Badredine Arfi, Ph.D. Associate Professor of Political Science
College of Liberal Arts and Sciences
Badredine Arfi’s work within Political Science has been multifaceted, including critical-theoretic analysis of international relations theory and the role of religion in democratic theory, applications of quantum approaches (borrowed from physics) to game theory with applications in political science, and the development of linguistic fuzzy-logic approaches to social science methodology.
Arfi has two PhDs, one in Physics and one in Political Science. He had authored or co-authored ten articles on thermal conductivity and superconductors before pursuing his graduate work in Political Science.
Arfi’s work has reflected four research areas. First, he has developed a social-constructivist research agenda on ethnic conflict, cooperation, and trust.
Second, he has developed a set of sophisticated methodologies to analyze politics using the approach of computing with words or soft computing. These methods allow us to systematically account for the role that the inherent vagueness and imprecision of natural language play in theorizing and empirically studying social and political phenomena. Specifically he has developed a new approach to game theory, decision-making, the study of complex causality, and data analysis based on linguistic fuzzy logic instead of Aristotelian binary logic.
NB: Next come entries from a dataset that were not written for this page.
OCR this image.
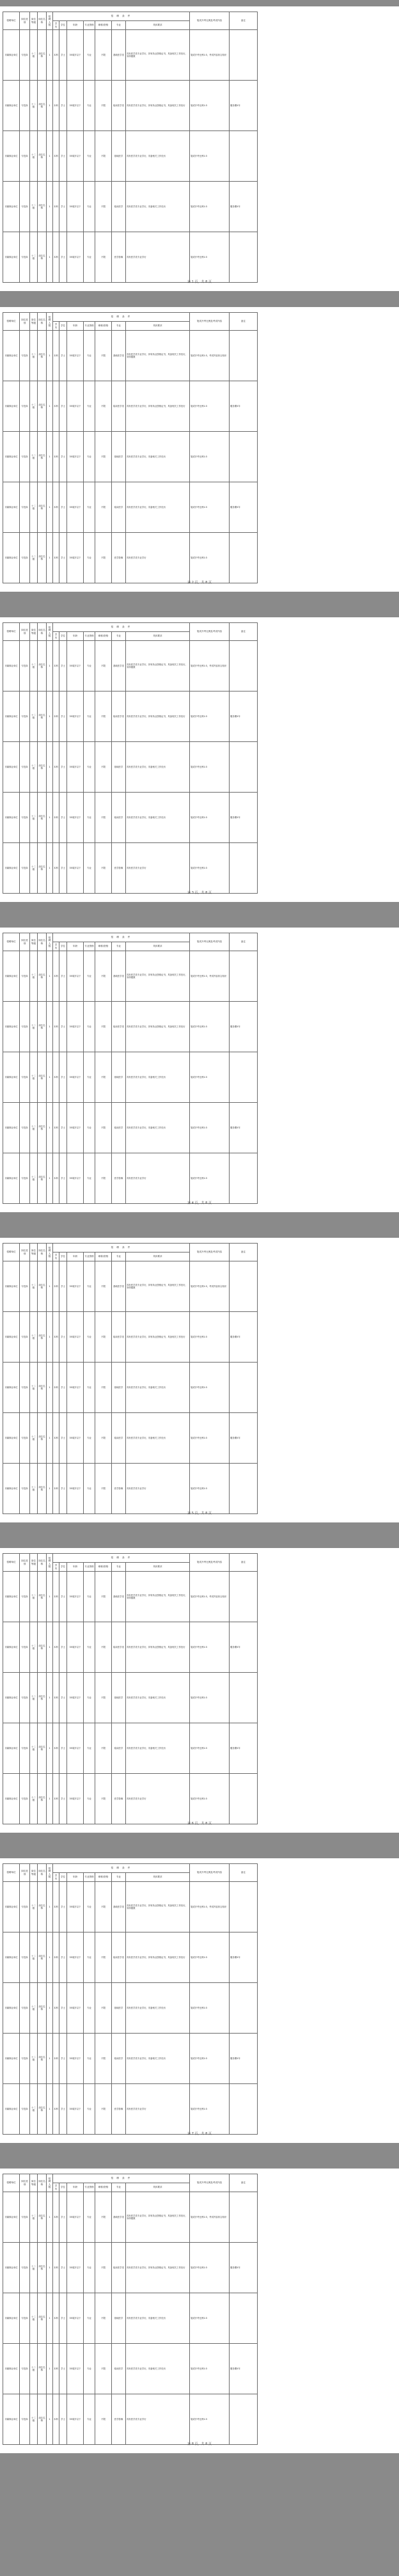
招聘单位	岗位类别	岗位等级	岗位名称	招聘人数	招 聘 条 件							笔试开考比例及考试内容	备注
					学历	学位	年龄	专业资格	职称/资格	专业	具体要求		
市属事业单位	专技岗	十二级	岗位名称	1	本科	学士	35周岁以下	专业	不限	基础医学类	具有医学类专业学历，持有执业资格证书，具备相关工作经历，身体健康	笔试开考比例1:3，考试内容综合知识	
市属事业单位	专技岗	十二级	岗位名称	1	本科	学士	35周岁以下	专业	不限	临床医学类	具有医学类专业学历，持有执业资格证书，具备相关工作经历	笔试开考比例1:3	服务期5年
市属事业单位	专技岗	十二级	岗位名称	1	本科	学士	35周岁以下	专业	不限	基础医学	具有医学类专业学历，具备相关工作经历	笔试开考比例1:3	
市属事业单位	专技岗	十二级	岗位名称	1	本科	学士	35周岁以下	专业	不限	临床医学	具有医学类专业学历，具备相关工作经历	笔试开考比例1:3	服务期5年
市属事业单位	专技岗	十二级	岗位名称	1	本科	学士	35周岁以下	专业	不限	医学影像	具有医学类专业学历	笔试开考比例1:3	
第 1 页，共 8 页
招聘单位	岗位类别	岗位等级	岗位名称	招聘人数	招 聘 条 件							笔试开考比例及考试内容	备注
					学历	学位	年龄	专业资格	职称/资格	专业	具体要求		
市属事业单位	专技岗	十二级	岗位名称	1	本科	学士	35周岁以下	专业	不限	基础医学类	具有医学类专业学历，持有执业资格证书，具备相关工作经历，身体健康	笔试开考比例1:3，考试内容综合知识	
市属事业单位	专技岗	十二级	岗位名称	1	本科	学士	35周岁以下	专业	不限	临床医学类	具有医学类专业学历，持有执业资格证书，具备相关工作经历	笔试开考比例1:3	服务期5年
市属事业单位	专技岗	十二级	岗位名称	1	本科	学士	35周岁以下	专业	不限	基础医学	具有医学类专业学历，具备相关工作经历	笔试开考比例1:3	
市属事业单位	专技岗	十二级	岗位名称	1	本科	学士	35周岁以下	专业	不限	临床医学	具有医学类专业学历，具备相关工作经历	笔试开考比例1:3	服务期5年
市属事业单位	专技岗	十二级	岗位名称	1	本科	学士	35周岁以下	专业	不限	医学影像	具有医学类专业学历	笔试开考比例1:3	
第 2 页，共 8 页
招聘单位	岗位类别	岗位等级	岗位名称	招聘人数	招 聘 条 件							笔试开考比例及考试内容	备注
					学历	学位	年龄	专业资格	职称/资格	专业	具体要求		
市属事业单位	专技岗	十二级	岗位名称	1	本科	学士	35周岁以下	专业	不限	基础医学类	具有医学类专业学历，持有执业资格证书，具备相关工作经历，身体健康	笔试开考比例1:3，考试内容综合知识	
市属事业单位	专技岗	十二级	岗位名称	1	本科	学士	35周岁以下	专业	不限	临床医学类	具有医学类专业学历，持有执业资格证书，具备相关工作经历	笔试开考比例1:3	服务期5年
市属事业单位	专技岗	十二级	岗位名称	1	本科	学士	35周岁以下	专业	不限	基础医学	具有医学类专业学历，具备相关工作经历	笔试开考比例1:3	
市属事业单位	专技岗	十二级	岗位名称	1	本科	学士	35周岁以下	专业	不限	临床医学	具有医学类专业学历，具备相关工作经历	笔试开考比例1:3	服务期5年
市属事业单位	专技岗	十二级	岗位名称	1	本科	学士	35周岁以下	专业	不限	医学影像	具有医学类专业学历	笔试开考比例1:3	
第 3 页，共 8 页
招聘单位	岗位类别	岗位等级	岗位名称	招聘人数	招 聘 条 件							笔试开考比例及考试内容	备注
					学历	学位	年龄	专业资格	职称/资格	专业	具体要求		
市属事业单位	专技岗	十二级	岗位名称	1	本科	学士	35周岁以下	专业	不限	基础医学类	具有医学类专业学历，持有执业资格证书，具备相关工作经历，身体健康	笔试开考比例1:3，考试内容综合知识	
市属事业单位	专技岗	十二级	岗位名称	1	本科	学士	35周岁以下	专业	不限	临床医学类	具有医学类专业学历，持有执业资格证书，具备相关工作经历	笔试开考比例1:3	服务期5年
市属事业单位	专技岗	十二级	岗位名称	1	本科	学士	35周岁以下	专业	不限	基础医学	具有医学类专业学历，具备相关工作经历	笔试开考比例1:3	
市属事业单位	专技岗	十二级	岗位名称	1	本科	学士	35周岁以下	专业	不限	临床医学	具有医学类专业学历，具备相关工作经历	笔试开考比例1:3	服务期5年
市属事业单位	专技岗	十二级	岗位名称	1	本科	学士	35周岁以下	专业	不限	医学影像	具有医学类专业学历	笔试开考比例1:3	
第 4 页，共 8 页
招聘单位	岗位类别	岗位等级	岗位名称	招聘人数	招 聘 条 件							笔试开考比例及考试内容	备注
					学历	学位	年龄	专业资格	职称/资格	专业	具体要求		
市属事业单位	专技岗	十二级	岗位名称	1	本科	学士	35周岁以下	专业	不限	基础医学类	具有医学类专业学历，持有执业资格证书，具备相关工作经历，身体健康	笔试开考比例1:3，考试内容综合知识	
市属事业单位	专技岗	十二级	岗位名称	1	本科	学士	35周岁以下	专业	不限	临床医学类	具有医学类专业学历，持有执业资格证书，具备相关工作经历	笔试开考比例1:3	服务期5年
市属事业单位	专技岗	十二级	岗位名称	1	本科	学士	35周岁以下	专业	不限	基础医学	具有医学类专业学历，具备相关工作经历	笔试开考比例1:3	
市属事业单位	专技岗	十二级	岗位名称	1	本科	学士	35周岁以下	专业	不限	临床医学	具有医学类专业学历，具备相关工作经历	笔试开考比例1:3	服务期5年
市属事业单位	专技岗	十二级	岗位名称	1	本科	学士	35周岁以下	专业	不限	医学影像	具有医学类专业学历	笔试开考比例1:3	
第 5 页，共 8 页
招聘单位	岗位类别	岗位等级	岗位名称	招聘人数	招 聘 条 件							笔试开考比例及考试内容	备注
					学历	学位	年龄	专业资格	职称/资格	专业	具体要求		
市属事业单位	专技岗	十二级	岗位名称	1	本科	学士	35周岁以下	专业	不限	基础医学类	具有医学类专业学历，持有执业资格证书，具备相关工作经历，身体健康	笔试开考比例1:3，考试内容综合知识	
市属事业单位	专技岗	十二级	岗位名称	1	本科	学士	35周岁以下	专业	不限	临床医学类	具有医学类专业学历，持有执业资格证书，具备相关工作经历	笔试开考比例1:3	服务期5年
市属事业单位	专技岗	十二级	岗位名称	1	本科	学士	35周岁以下	专业	不限	基础医学	具有医学类专业学历，具备相关工作经历	笔试开考比例1:3	
市属事业单位	专技岗	十二级	岗位名称	1	本科	学士	35周岁以下	专业	不限	临床医学	具有医学类专业学历，具备相关工作经历	笔试开考比例1:3	服务期5年
市属事业单位	专技岗	十二级	岗位名称	1	本科	学士	35周岁以下	专业	不限	医学影像	具有医学类专业学历	笔试开考比例1:3	
第 6 页，共 8 页
招聘单位	岗位类别	岗位等级	岗位名称	招聘人数	招 聘 条 件							笔试开考比例及考试内容	备注
					学历	学位	年龄	专业资格	职称/资格	专业	具体要求		
市属事业单位	专技岗	十二级	岗位名称	1	本科	学士	35周岁以下	专业	不限	基础医学类	具有医学类专业学历，持有执业资格证书，具备相关工作经历，身体健康	笔试开考比例1:3，考试内容综合知识	
市属事业单位	专技岗	十二级	岗位名称	1	本科	学士	35周岁以下	专业	不限	临床医学类	具有医学类专业学历，持有执业资格证书，具备相关工作经历	笔试开考比例1:3	服务期5年
市属事业单位	专技岗	十二级	岗位名称	1	本科	学士	35周岁以下	专业	不限	基础医学	具有医学类专业学历，具备相关工作经历	笔试开考比例1:3	
市属事业单位	专技岗	十二级	岗位名称	1	本科	学士	35周岁以下	专业	不限	临床医学	具有医学类专业学历，具备相关工作经历	笔试开考比例1:3	服务期5年
市属事业单位	专技岗	十二级	岗位名称	1	本科	学士	35周岁以下	专业	不限	医学影像	具有医学类专业学历	笔试开考比例1:3	
第 7 页，共 8 页
招聘单位	岗位类别	岗位等级	岗位名称	招聘人数	招 聘 条 件							笔试开考比例及考试内容	备注
					学历	学位	年龄	专业资格	职称/资格	专业	具体要求		
市属事业单位	专技岗	十二级	岗位名称	1	本科	学士	35周岁以下	专业	不限	基础医学类	具有医学类专业学历，持有执业资格证书，具备相关工作经历，身体健康	笔试开考比例1:3，考试内容综合知识	
市属事业单位	专技岗	十二级	岗位名称	1	本科	学士	35周岁以下	专业	不限	临床医学类	具有医学类专业学历，持有执业资格证书，具备相关工作经历	笔试开考比例1:3	服务期5年
市属事业单位	专技岗	十二级	岗位名称	1	本科	学士	35周岁以下	专业	不限	基础医学	具有医学类专业学历，具备相关工作经历	笔试开考比例1:3	
市属事业单位	专技岗	十二级	岗位名称	1	本科	学士	35周岁以下	专业	不限	临床医学	具有医学类专业学历，具备相关工作经历	笔试开考比例1:3	服务期5年
市属事业单位	专技岗	十二级	岗位名称	1	本科	学士	35周岁以下	专业	不限	医学影像	具有医学类专业学历	笔试开考比例1:3	
第 8 页，共 8 页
Third, drawing on his prior work in physics, he has adapted key ideas from the theory of quantum physics such as entanglement and superposition to develop a framework of quantum theoretic games that he uses to analyze the problems of collective action and trust in politics.
Fourth, he has developed a new critical-theoretic framework for assessing and rethinking IR theories based on Jacques Derrida’s thought on deconstruction and Jacques Lacan’s theory of psychoanalysis. Arfi is now rethinking our theories of democratic pluralism and their compatibility with Islamic conceptions of democracy, and conducting on-the-ground interviews with supporters of Islamist parties in North Africa and the Middle East to provide an empirical complement to his theoretical insights.
Arfi is also extending his previous work by asking whether faith can inform debates about international ethics and international relations theory in general. He is also applying linguistic fuzzy-logic to social network analysis, with applications to international ethnic conflicts.